Il n'est le tremplin d'aucun rêve, un lieu
lisse qui fait d'Anquetil un
champion abstrait.
Abstrait ? Non, éolien ! Anquetil se
bat contre Éole, affronte ses légions de
verre et de ouate. Et sa froideur
apparente est celle d'une lame de couteau.
Regardons-le, splendide, sur son Helyett,
son drakkar vert. C'est une sagaie, une
flèche, la tête blonde d'une fusée
perforant la bidoche invisible du vent.
FANTASTIQUE
Vocabulaire
: l'atmosphère
fantastique est destinée à susciter l'inquiétude
(voir notre notice sur le
genre fantastique). Le vocabulaire saura pour
cela maintenir l'ambiguïté (termes à double sens,
lexique de l'incertitude) et caractériser
constamment le trouble du personnage, confronté à
des phénomènes inexplicables, par le lexique de
l'étrange et le champ lexical de la peur.
Formes
: le
registre fantastique est souvent associé à la
description dont on observera la valeur subjective
et incertaine (onirisme, comparaisons et métaphores
témoignant de l'incapacité à cerner le phénomène).
Renvoyée au témoignage incertain d'un sujet
solitaire (focalisation interne), l'appréciation des
faits nous est livrée de manière parcellaire et
hésitante.

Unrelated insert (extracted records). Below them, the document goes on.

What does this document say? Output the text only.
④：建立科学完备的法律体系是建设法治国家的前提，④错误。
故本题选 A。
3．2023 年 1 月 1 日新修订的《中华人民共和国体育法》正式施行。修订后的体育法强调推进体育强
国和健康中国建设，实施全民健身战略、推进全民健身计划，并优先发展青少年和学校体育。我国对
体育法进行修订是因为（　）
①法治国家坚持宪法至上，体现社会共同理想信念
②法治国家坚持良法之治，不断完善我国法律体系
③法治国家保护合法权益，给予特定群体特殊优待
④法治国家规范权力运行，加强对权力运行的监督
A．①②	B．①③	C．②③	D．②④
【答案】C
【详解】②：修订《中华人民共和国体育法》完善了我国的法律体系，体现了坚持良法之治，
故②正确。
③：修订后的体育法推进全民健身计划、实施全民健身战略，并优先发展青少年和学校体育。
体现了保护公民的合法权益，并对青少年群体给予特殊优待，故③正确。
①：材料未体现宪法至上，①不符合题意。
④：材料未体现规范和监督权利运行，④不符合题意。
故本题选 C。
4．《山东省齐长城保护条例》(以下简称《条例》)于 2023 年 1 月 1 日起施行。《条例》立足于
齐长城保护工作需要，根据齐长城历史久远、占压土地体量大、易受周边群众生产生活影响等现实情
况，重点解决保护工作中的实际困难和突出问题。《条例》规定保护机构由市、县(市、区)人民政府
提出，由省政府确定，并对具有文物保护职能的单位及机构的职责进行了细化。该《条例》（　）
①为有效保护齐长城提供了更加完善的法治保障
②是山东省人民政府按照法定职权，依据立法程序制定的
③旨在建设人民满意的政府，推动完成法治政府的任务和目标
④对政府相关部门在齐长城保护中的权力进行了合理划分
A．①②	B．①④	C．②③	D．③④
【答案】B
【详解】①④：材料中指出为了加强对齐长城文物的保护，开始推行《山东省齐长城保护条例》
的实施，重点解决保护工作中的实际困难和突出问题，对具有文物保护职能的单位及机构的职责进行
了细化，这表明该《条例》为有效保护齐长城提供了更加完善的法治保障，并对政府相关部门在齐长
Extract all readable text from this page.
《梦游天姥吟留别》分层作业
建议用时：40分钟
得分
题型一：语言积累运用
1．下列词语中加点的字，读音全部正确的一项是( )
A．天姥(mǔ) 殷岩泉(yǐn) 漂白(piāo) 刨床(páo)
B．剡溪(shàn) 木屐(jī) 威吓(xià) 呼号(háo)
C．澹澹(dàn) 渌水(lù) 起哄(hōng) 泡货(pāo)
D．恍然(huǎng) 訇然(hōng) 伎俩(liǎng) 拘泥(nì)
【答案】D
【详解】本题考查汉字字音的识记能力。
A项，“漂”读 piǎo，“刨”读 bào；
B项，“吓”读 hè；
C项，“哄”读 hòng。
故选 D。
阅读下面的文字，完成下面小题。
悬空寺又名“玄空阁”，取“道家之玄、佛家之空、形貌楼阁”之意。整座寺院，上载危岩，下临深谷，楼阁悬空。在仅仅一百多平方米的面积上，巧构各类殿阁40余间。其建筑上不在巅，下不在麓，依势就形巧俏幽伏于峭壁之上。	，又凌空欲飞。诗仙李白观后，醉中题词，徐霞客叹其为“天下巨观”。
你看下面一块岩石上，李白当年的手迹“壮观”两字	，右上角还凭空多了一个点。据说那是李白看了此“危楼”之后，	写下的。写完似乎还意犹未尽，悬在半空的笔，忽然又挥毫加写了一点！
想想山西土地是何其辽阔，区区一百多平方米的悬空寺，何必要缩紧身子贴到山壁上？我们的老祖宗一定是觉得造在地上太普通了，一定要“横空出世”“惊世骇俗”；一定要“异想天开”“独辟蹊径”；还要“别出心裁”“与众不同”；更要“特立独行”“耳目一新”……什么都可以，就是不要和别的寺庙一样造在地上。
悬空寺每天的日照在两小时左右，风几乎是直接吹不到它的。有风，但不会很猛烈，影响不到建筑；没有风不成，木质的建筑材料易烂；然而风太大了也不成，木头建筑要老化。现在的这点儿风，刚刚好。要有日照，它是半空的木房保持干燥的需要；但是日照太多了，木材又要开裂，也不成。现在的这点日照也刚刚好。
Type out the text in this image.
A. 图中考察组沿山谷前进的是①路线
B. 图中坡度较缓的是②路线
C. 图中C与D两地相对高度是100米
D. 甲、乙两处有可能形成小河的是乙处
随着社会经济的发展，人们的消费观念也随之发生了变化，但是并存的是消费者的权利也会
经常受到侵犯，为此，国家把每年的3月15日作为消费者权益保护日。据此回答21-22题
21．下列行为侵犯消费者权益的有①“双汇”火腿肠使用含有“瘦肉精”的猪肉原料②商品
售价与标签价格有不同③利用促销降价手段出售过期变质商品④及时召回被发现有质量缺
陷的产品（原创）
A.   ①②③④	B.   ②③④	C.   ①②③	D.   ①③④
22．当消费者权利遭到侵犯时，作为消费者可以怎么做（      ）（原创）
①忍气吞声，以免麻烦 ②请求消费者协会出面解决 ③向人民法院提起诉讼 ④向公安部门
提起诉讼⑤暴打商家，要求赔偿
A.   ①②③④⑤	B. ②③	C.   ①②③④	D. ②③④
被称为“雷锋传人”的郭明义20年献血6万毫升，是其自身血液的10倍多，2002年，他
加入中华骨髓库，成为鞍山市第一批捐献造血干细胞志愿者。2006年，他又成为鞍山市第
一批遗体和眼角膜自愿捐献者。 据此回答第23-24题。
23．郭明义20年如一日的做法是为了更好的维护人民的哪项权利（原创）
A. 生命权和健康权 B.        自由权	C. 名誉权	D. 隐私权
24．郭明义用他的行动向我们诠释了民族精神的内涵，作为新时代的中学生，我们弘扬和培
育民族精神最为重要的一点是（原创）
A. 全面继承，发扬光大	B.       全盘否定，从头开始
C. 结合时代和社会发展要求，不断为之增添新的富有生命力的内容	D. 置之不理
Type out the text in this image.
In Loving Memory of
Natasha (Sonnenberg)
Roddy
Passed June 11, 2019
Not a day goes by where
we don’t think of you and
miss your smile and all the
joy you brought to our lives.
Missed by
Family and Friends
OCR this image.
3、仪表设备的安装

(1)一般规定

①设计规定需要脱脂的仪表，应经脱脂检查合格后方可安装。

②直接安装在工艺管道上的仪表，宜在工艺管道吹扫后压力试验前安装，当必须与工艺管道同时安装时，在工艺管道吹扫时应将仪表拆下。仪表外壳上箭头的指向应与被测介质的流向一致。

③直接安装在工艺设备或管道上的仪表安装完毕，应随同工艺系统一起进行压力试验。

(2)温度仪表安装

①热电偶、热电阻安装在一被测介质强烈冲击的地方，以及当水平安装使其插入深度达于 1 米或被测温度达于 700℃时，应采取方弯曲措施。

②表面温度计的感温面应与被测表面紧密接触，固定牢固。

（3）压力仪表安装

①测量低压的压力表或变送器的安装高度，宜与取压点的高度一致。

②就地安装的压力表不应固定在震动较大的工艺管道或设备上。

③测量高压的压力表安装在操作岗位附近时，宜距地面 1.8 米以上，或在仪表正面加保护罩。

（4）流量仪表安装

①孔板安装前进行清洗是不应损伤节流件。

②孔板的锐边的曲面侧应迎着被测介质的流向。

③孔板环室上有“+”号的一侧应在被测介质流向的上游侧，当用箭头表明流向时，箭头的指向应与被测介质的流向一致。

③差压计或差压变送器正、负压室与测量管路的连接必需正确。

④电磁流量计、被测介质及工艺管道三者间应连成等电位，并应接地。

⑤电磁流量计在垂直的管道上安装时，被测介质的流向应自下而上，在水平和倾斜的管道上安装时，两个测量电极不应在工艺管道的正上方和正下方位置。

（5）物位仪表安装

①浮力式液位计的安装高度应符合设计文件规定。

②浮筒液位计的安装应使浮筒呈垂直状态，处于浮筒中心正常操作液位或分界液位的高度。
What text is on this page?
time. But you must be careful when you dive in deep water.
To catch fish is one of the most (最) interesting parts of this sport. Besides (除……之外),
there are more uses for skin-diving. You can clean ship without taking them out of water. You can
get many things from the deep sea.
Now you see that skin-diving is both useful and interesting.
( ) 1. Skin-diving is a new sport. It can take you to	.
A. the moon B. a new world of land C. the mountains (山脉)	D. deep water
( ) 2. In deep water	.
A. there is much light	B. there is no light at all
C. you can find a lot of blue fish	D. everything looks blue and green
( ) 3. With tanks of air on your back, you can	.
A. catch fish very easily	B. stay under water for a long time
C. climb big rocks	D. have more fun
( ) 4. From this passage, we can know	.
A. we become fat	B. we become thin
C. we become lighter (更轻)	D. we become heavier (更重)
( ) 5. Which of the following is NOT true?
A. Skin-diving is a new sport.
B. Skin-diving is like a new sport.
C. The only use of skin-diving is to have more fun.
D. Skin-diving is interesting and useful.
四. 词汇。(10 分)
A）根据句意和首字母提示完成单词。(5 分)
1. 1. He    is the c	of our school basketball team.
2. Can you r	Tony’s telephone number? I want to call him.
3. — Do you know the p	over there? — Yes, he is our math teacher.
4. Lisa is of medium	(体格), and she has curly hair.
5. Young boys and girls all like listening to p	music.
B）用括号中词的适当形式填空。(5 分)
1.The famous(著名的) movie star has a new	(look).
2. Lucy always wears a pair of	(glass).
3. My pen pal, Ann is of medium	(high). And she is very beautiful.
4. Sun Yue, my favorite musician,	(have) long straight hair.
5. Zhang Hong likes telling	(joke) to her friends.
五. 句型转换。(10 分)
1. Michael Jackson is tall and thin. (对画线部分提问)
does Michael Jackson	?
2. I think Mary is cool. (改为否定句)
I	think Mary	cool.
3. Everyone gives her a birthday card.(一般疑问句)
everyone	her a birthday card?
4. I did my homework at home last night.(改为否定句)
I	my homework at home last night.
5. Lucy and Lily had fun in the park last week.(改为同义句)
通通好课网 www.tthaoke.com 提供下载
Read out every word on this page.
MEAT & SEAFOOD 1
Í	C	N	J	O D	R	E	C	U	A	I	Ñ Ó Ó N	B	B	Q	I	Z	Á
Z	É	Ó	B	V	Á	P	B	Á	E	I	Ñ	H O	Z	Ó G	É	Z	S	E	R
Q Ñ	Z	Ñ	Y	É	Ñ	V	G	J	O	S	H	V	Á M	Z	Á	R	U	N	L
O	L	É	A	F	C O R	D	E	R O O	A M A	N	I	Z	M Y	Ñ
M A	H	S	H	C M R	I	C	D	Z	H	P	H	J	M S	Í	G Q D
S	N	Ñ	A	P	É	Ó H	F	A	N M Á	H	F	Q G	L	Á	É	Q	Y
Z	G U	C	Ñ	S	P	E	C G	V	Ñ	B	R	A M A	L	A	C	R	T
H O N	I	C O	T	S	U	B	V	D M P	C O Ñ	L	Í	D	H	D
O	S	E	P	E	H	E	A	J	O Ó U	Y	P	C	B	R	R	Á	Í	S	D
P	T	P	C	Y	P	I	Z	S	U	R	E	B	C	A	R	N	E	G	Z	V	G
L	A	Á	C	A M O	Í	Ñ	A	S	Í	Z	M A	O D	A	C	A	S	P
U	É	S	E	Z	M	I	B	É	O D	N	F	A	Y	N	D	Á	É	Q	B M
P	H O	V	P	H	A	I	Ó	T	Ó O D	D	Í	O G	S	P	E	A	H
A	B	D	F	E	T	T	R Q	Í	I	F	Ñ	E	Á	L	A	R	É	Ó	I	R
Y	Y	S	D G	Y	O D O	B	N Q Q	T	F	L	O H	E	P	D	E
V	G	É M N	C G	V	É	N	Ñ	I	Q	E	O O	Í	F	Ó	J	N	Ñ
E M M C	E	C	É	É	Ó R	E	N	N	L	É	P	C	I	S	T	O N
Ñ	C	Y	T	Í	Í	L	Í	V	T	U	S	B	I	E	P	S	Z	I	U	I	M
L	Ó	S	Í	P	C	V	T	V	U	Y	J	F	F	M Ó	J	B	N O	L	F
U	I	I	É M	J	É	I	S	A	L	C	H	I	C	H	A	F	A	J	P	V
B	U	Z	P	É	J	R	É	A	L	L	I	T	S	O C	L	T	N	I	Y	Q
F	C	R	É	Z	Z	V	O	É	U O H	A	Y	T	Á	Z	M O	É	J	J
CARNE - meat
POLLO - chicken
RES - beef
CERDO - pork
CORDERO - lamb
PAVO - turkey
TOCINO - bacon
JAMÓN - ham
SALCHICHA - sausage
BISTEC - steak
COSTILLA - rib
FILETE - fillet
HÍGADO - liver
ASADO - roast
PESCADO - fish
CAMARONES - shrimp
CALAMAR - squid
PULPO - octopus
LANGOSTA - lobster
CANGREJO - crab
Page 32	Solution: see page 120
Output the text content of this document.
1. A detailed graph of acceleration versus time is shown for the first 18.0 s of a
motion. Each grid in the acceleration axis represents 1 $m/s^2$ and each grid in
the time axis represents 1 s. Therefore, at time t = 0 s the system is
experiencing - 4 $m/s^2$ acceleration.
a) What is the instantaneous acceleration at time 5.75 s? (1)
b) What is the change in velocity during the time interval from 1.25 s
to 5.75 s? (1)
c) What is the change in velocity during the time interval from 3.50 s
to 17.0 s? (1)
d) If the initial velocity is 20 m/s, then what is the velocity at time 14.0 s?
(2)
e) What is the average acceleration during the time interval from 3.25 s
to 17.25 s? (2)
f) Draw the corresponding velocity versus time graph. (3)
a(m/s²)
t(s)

La syntaxe sera pour cela caractérisée
par la phrase brève, volontiers elliptique
(suspensions), et fréquemment interrogative.
Exemple
:
le
registre fantastique dans le roman policier :
Georges Simenon,
L'Affaire Saint-Fiacre, 1959.
[Un
billet anonyme a prévenu qu'« un crime
serait commis pendant la première messe
du Jour des Morts ».]
Encore quatre minutes ! Les oraisons. Le
dernier Évangile ! Et ce serait la sortie
! Et il n'y aurait pas eu de crime !
Car l'avertissement disait bien : la
première messe... La preuve que c'était fini, c'est que
le bedeau se levait, pénétrait dans la
sacristie...
La comtesse de Saint-Fiacre avait à
nouveau la tête entre les mains. Elle ne
bougeait pas. La plupart des autres
vieilles étaient aussi rigides.
« Ite missa est...»... «
La messe est dite »...
Alors seulement Maigret sentit
combien il avait été angoissé. Il s'en
était à peine rendu compte. Il poussa un
involontaire soupir. Il attendit avec
impatience la fin du dernier Évangile, en
pensant qu'il allait respirer l'air frais
du dehors, voir les gens s'agiter, les
entendre parler de choses et d'autres...
Les vieilles s'éveillaient toutes à
la fois. Les pieds remuaient sur les
froids carreaux bleus du temple. Une
paysanne se dirigea vers la sortie, puis
une autre. Le sacristain parut avec un
éteignoir, et un filet de fumée bleue
remplaça la flamme des bougies.
Le jour était né. Une lumière grise
pénétrait dans la nef en même temps que
des courants d'air.
Il restait trois personnes...
Deux... Une chaise remuait... Il ne
restait plus que la comtesse, et les nerfs
de Maigret se crispèrent d'impatience...
Le sacristain, qui avait terminé sa
tâche, regarda Mme de Saint-Fiacre. Une
hésitation passa sur son visage. Au même
moment le commissaire s'avança.
Ils furent deux tout près d'elle, à
s'étonner de son immobilité, à chercher à
voir le visage que cachaient les mains
jointes.
Maigret, impressionné, toucha
l'épaule. Et le corps vacilla, comme si
son équilibre n'eût tenu qu'à un rien,
roula par terre, resta inerte.
La comtesse de Saint-Fiacre était
morte.
IRONIQUE
Formes
:L'ironie
place le récepteur dans une relation de complicité
et le contraint à faire la moitié du chemin dans
l'adhésion à la thèse qu'on veut lui faire partager.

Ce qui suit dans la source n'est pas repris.